In your case you have chose to set your currents to flow in the same directions as your loops ... hence I3 is outbound, and I1 and I2 are inbound at the junction. This doesn't make any difference as long as you are consistent: if your initial choices are "correct" the currents will all be positive; if you picked a wrong direction then the solution for that current will be negative.

You can make them all positive by changing the directions of the current flows that are going "the wrong way" ... but this isn't necessary unless your problem requires you to label all of the currents as they actually flow.

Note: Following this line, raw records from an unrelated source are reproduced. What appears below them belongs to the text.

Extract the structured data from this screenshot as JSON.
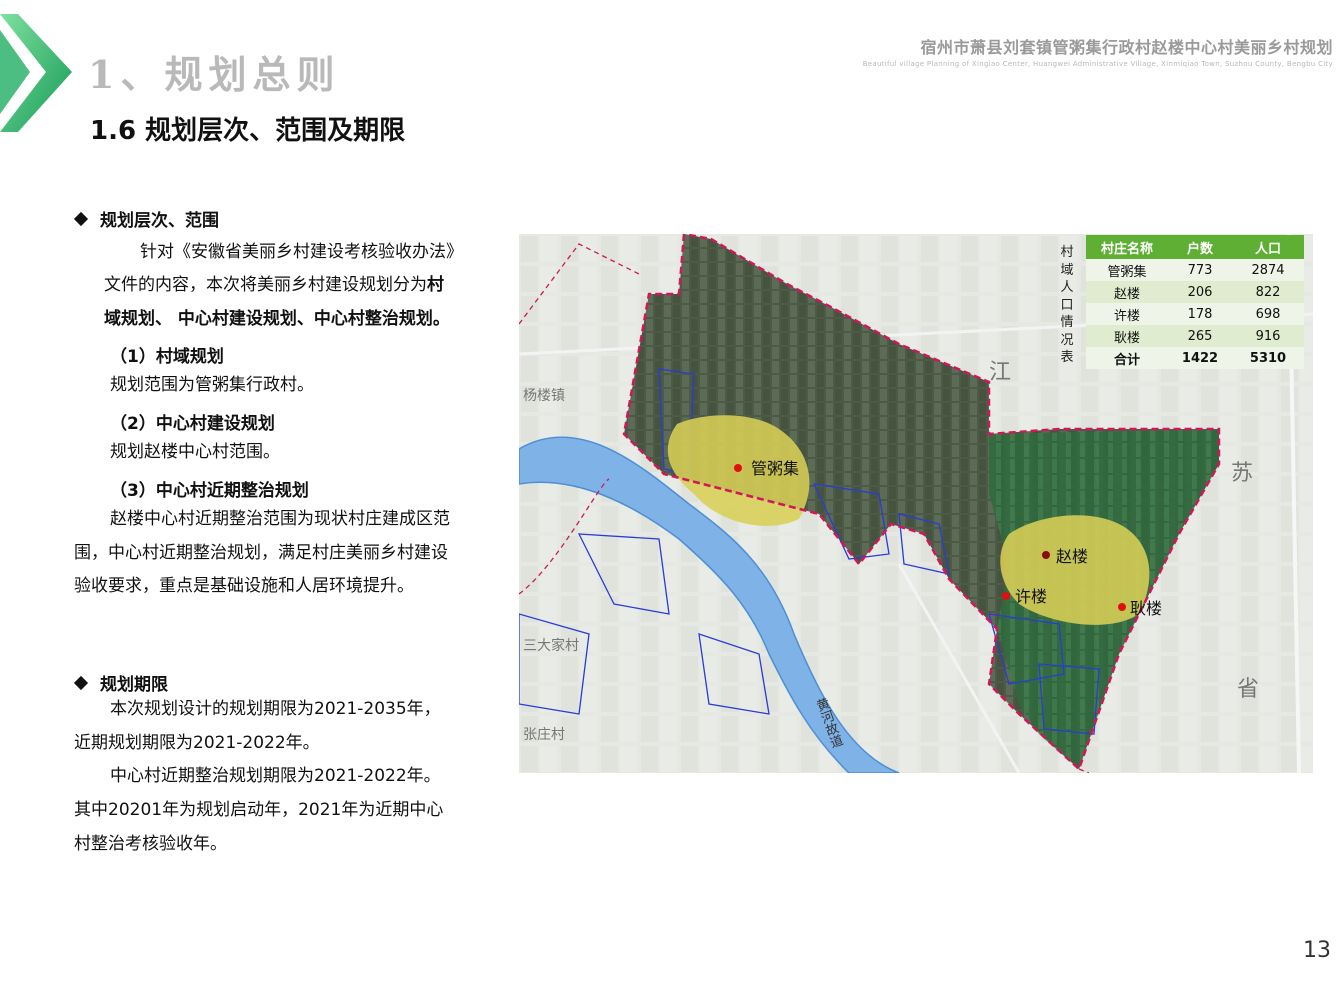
{
  "header": {
    "section_title": "1、规划总则",
    "sub_title": "1.6 规划层次、范围及期限",
    "project_title": "宿州市萧县刘套镇管粥集行政村赵楼中心村美丽乡村规划",
    "project_title_en": "Beautiful village Planning of Xingiao Center, Huangwei Administrative Village, Xinmiqiao Town, Suzhou County, Bengbu City"
  },
  "section1": {
    "heading": "规划层次、范围",
    "para1_a": "针对《安徽省美丽乡村建设考核验收办法》",
    "para1_b": "文件的内容，本次将美丽乡村建设规划分为",
    "para1_bold1": "村",
    "para1_bold2": "域规划、 中心村建设规划、中心村整治规划。",
    "sub1_title": "（1）村域规划",
    "sub1_text": "规划范围为管粥集行政村。",
    "sub2_title": "（2）中心村建设规划",
    "sub2_text": "规划赵楼中心村范围。",
    "sub3_title": "（3）中心村近期整治规划",
    "sub3_l1": "赵楼中心村近期整治范围为现状村庄建成区范",
    "sub3_l2": "围，中心村近期整治规划，满足村庄美丽乡村建设",
    "sub3_l3": "验收要求，重点是基础设施和人居环境提升。"
  },
  "section2": {
    "heading": "规划期限",
    "l1": "本次规划设计的规划期限为2021-2035年，",
    "l2": "近期规划期限为2021-2022年。",
    "l3": "中心村近期整治规划期限为2021-2022年。",
    "l4": "其中20201年为规划启动年，2021年为近期中心",
    "l5": "村整治考核验收年。"
  },
  "map": {
    "table_caption": "村域人口情况表",
    "table_headers": [
      "村庄名称",
      "户数",
      "人口"
    ],
    "table_rows": [
      [
        "管粥集",
        "773",
        "2874"
      ],
      [
        "赵楼",
        "206",
        "822"
      ],
      [
        "许楼",
        "178",
        "698"
      ],
      [
        "耿楼",
        "265",
        "916"
      ]
    ],
    "table_total": [
      "合计",
      "1422",
      "5310"
    ],
    "labels": {
      "guanzhouji": "管粥集",
      "zhaolou": "赵楼",
      "xulou": "许楼",
      "genglou": "耿楼",
      "yanglou": "杨楼镇",
      "sandajia": "三大家村",
      "zhangzhuang": "张庄村",
      "jiang": "江",
      "su": "苏",
      "sheng": "省",
      "river": "黄河故道"
    },
    "colors": {
      "boundary": "#d0175a",
      "settlement": "#d8cf57",
      "river": "#7fb2e6",
      "plots": "#2a3bd8",
      "marker": "#e01010",
      "header_green": "#5faf35"
    }
  },
  "page_number": "13"
}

To check for errors it is always good to verify that the currents do obey KCL, and that the voltages do obey KVL for each loop. This self-consistency check should be done for every problem ... it will help you catch errors of logic and algebra.

 

[IronHide]

Yes I₂, came out negative for me, which is weird because of the direction it is in relative to I₂, but I guess at the junction, it's negative because of which way loop 1 flows. Thanks for the help, calculated all voltage drops across loop 1, which came to 0, so works well.

 

[tiny-tim]

… This doesn't make any difference as long as you are consistent: if your initial choices are "correct" the currents will all be positive; if you picked a wrong direction then the solution for that current will be negative.

yup!

when applying Kirchhoff's laws, the arrows you draw are just an intelligent guess …

It does not matter if any arrow is the wrong way round: this will simply result in a negative value for the current when the equations are solved.